The File To HTML pipeline transforms files to HTML. It supports the following text extraction backends.

Apache Tika

Apache Tika detects and extracts metadata and text from over a thousand different file types. See this link for a list of supported document formats.

Apache Tika requires Java to be installed. An alternative to that is starting a separate Apache Tika service via this Docker Image and setting these environment variables.

Docling

Docling parses documents and exports them to the desired format with ease and speed. This is a library that has rapidly gained popularity starting in late 2024. Docling excels in parsing formatting elements from PDFs (tables, sections etc).

See this link for a list of supported document formats.

Example

The following shows a simple example using this pipeline.
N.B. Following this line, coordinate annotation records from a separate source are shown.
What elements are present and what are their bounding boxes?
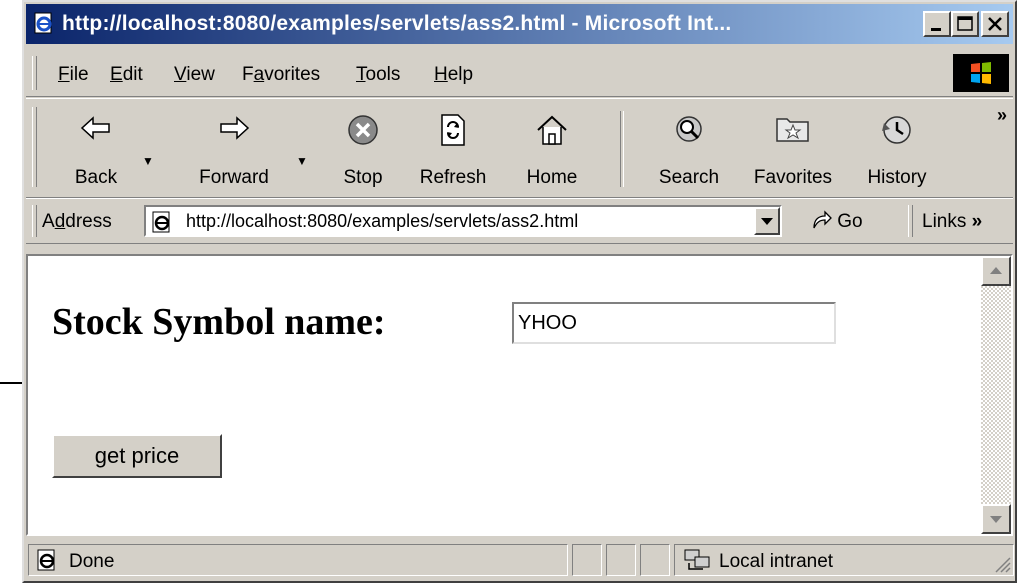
status-text: Done — [69, 551, 115, 572]
forward-button[interactable]: Forward — [176, 105, 292, 191]
search-icon — [676, 116, 702, 142]
scroll-up-button[interactable] — [981, 256, 1011, 286]
refresh-label: Refresh — [419, 167, 487, 188]
local-intranet-icon — [684, 549, 710, 570]
status-pane-1 — [572, 544, 602, 576]
stock-symbol-label: Stock Symbol name: — [52, 301, 386, 343]
maximize-button[interactable] — [951, 11, 979, 37]
address-label: Address — [42, 211, 112, 232]
home-icon — [537, 115, 567, 145]
address-bar: Address http://localhost:8080/examples/s… — [26, 198, 1013, 244]
forward-dropdown-icon[interactable]: ▼ — [296, 154, 308, 168]
toolbar-separator — [620, 111, 624, 187]
history-button[interactable]: History — [850, 105, 944, 191]
go-label: Go — [837, 211, 863, 232]
title-bar: http://localhost:8080/examples/servlets/… — [26, 4, 1013, 44]
favorites-label: Favorites — [753, 167, 833, 188]
search-button[interactable]: Search — [642, 105, 736, 191]
back-label: Back — [74, 167, 118, 188]
stop-button[interactable]: Stop — [326, 105, 400, 191]
ie-page-icon — [37, 549, 55, 571]
stop-icon — [348, 115, 378, 145]
history-label: History — [867, 167, 927, 188]
favorites-folder-icon — [776, 118, 809, 142]
minimize-button[interactable] — [923, 11, 951, 37]
menu-edit[interactable]: Edit — [110, 64, 143, 86]
get-price-button[interactable]: get price — [52, 434, 222, 478]
home-label: Home — [526, 167, 578, 188]
search-label: Search — [658, 167, 720, 188]
address-grip — [32, 205, 37, 237]
maximize-icon — [957, 16, 973, 31]
ie-page-icon — [152, 211, 170, 233]
close-icon — [988, 17, 1002, 31]
menu-view[interactable]: View — [174, 64, 215, 86]
menu-grip — [32, 56, 37, 90]
vertical-scrollbar[interactable] — [981, 256, 1011, 534]
menu-tools[interactable]: Tools — [356, 64, 400, 86]
go-arrow-icon — [813, 210, 832, 229]
address-input[interactable]: http://localhost:8080/examples/servlets/… — [144, 205, 782, 237]
scroll-down-button[interactable] — [981, 504, 1011, 534]
status-pane-3 — [640, 544, 670, 576]
status-bar: Done Local intranet — [26, 540, 1014, 580]
resize-grip-icon[interactable] — [993, 555, 1011, 573]
scroll-up-icon — [990, 267, 1002, 274]
stock-symbol-input[interactable] — [512, 302, 836, 344]
windows-flag-icon — [971, 62, 991, 84]
window-title: http://localhost:8080/examples/servlets/… — [62, 12, 732, 35]
standard-toolbar: Back ▼ Forward ▼ Stop Refresh Home Searc… — [26, 98, 1013, 198]
status-pane-2 — [606, 544, 636, 576]
links-grip — [908, 205, 913, 237]
toolbar-grip — [32, 107, 37, 187]
stop-label: Stop — [343, 167, 383, 188]
browser-window: http://localhost:8080/examples/servlets/… — [22, 0, 1017, 583]
toolbar-more-button[interactable]: » — [997, 105, 1007, 126]
page-content: Stock Symbol name: get price — [26, 254, 1013, 536]
forward-arrow-icon — [220, 116, 250, 140]
scroll-down-icon — [990, 516, 1002, 523]
refresh-icon — [441, 114, 465, 146]
menu-favorites[interactable]: Favorites — [242, 64, 320, 86]
favorites-button[interactable]: Favorites — [740, 105, 846, 191]
go-button[interactable]: Go — [810, 209, 863, 233]
status-pane-main: Done — [28, 544, 568, 576]
address-dropdown-button[interactable] — [754, 207, 780, 235]
home-button[interactable]: Home — [510, 105, 594, 191]
zone-text: Local intranet — [719, 551, 834, 572]
menu-help[interactable]: Help — [434, 64, 473, 86]
menu-file[interactable]: File — [58, 64, 89, 86]
menu-bar: File Edit View Favorites Tools Help — [26, 50, 1013, 97]
ie-page-icon — [34, 12, 52, 34]
chevron-down-icon — [761, 218, 773, 225]
back-arrow-icon — [80, 116, 110, 140]
back-dropdown-icon[interactable]: ▼ — [142, 154, 154, 168]
windows-logo — [953, 54, 1009, 92]
status-pane-zone: Local intranet — [674, 544, 1014, 576]
back-button[interactable]: Back — [54, 105, 138, 191]
forward-label: Forward — [199, 167, 269, 188]
page-edge-line — [0, 382, 24, 384]
refresh-button[interactable]: Refresh — [404, 105, 502, 191]
links-button[interactable]: Links » — [922, 211, 982, 233]
address-url: http://localhost:8080/examples/servlets/… — [186, 211, 579, 231]
minimize-icon — [931, 28, 941, 31]
close-button[interactable] — [981, 11, 1009, 37]
history-icon — [882, 116, 911, 144]
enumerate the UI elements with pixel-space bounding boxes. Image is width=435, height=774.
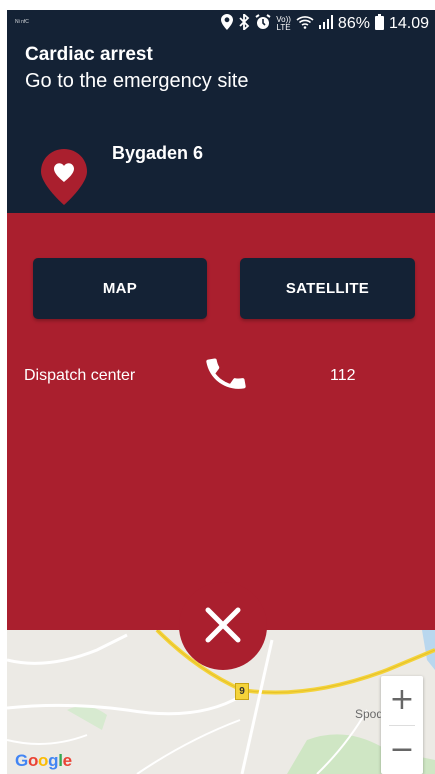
google-logo: Google (15, 751, 72, 770)
lte-label: LTE (276, 22, 291, 32)
map-button[interactable]: MAP (33, 258, 207, 319)
alert-title: Cardiac arrest (25, 44, 153, 65)
zoom-out-button[interactable]: − (381, 726, 423, 774)
battery-percent: 86% (337, 14, 370, 32)
wifi-icon (296, 15, 314, 32)
clock: 14.09 (388, 14, 429, 32)
zoom-in-button[interactable]: + (381, 676, 423, 724)
status-left-text: Ni nfC (15, 19, 29, 25)
volte-icon: Vo)) LTE (276, 15, 291, 32)
action-panel: MAP SATELLITE Dispatch center 112 (7, 213, 435, 630)
phone-icon[interactable] (203, 351, 249, 397)
alert-subtitle: Go to the emergency site (25, 70, 249, 92)
dispatch-number: 112 (330, 367, 356, 384)
battery-icon (374, 14, 384, 33)
close-icon (205, 607, 241, 643)
signal-icon (318, 15, 333, 32)
location-icon (221, 14, 234, 33)
dispatch-center-label: Dispatch center (24, 367, 136, 384)
app-screen: Ni nfC Vo)) LTE 86% 14.09 Cardiac arrest… (7, 10, 435, 774)
zoom-controls: + − (381, 676, 423, 774)
incident-address: Bygaden 6 (112, 143, 204, 163)
close-button[interactable] (179, 582, 267, 670)
status-bar: Ni nfC Vo)) LTE 86% 14.09 (7, 10, 435, 38)
heart-location-pin-icon (41, 149, 87, 205)
bluetooth-icon (238, 12, 250, 33)
status-right: Vo)) LTE 86% 14.09 (221, 12, 429, 33)
alarm-icon (255, 14, 271, 33)
alert-header: Ni nfC Vo)) LTE 86% 14.09 Cardiac arrest… (7, 10, 435, 213)
satellite-button[interactable]: SATELLITE (240, 258, 415, 319)
road-number-badge: 9 (235, 683, 249, 700)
from txtai.pipeline import FileToHTML

# Create and run pipeline
html = FileToHTML()
html("/path/to/file")

Configuration-driven example

Pipelines are run with Python or configuration. Pipelines can be instantiated in configuration using the lower case name of the pipeline. Configuration-driven pipelines are run with workflows or the API.

config.yml

# Create pipeline using lower case class name
filetohtml:

# Run pipeline with workflow
workflow:
  html:
    tasks:
      - action: filetohtml

Run with Workflows

from txtai import Application

# Create and run pipeline with workflow
app = Application("config.yml")
list(app.workflow("html", ["/path/to/file"]))

Run with API

CONFIG=config.yml uvicorn "txtai.api:app" &

curl \
  -X POST "http://localhost:8000/workflow" \
  -H "Content-Type: application/json" \
  -d '{"name":"html", "elements":["/path/to/file"]}'

Methods

Python documentation for the pipeline.

`init(backend='available')`

Creates a new File to HTML pipeline.

Parameters:

Name	Type	Description	Default
`backend`		backend to use to extract content, supports "tika", "docling" or "available" (default) which finds the first available	`'available'`

Source code in txtai/pipeline/data/filetohtml.py

def __init__(self, backend="available"):
    """
    Creates a new File to HTML pipeline.

    Args:
        backend: backend to use to extract content, supports "tika", "docling" or "available" (default) which finds the first available
    """

    # Lowercase backend parameter
    backend = backend.lower() if backend else None

    # Check for available backend
    if backend == "available":
        backend = "tika" if Tika.available() else "docling" if Docling.available() else None

    # Create backend instance
    self.backend = Tika() if backend == "tika" else Docling() if backend == "docling" else None

`call(path)`

Converts file at path to HTML. Returns None if no backend is available.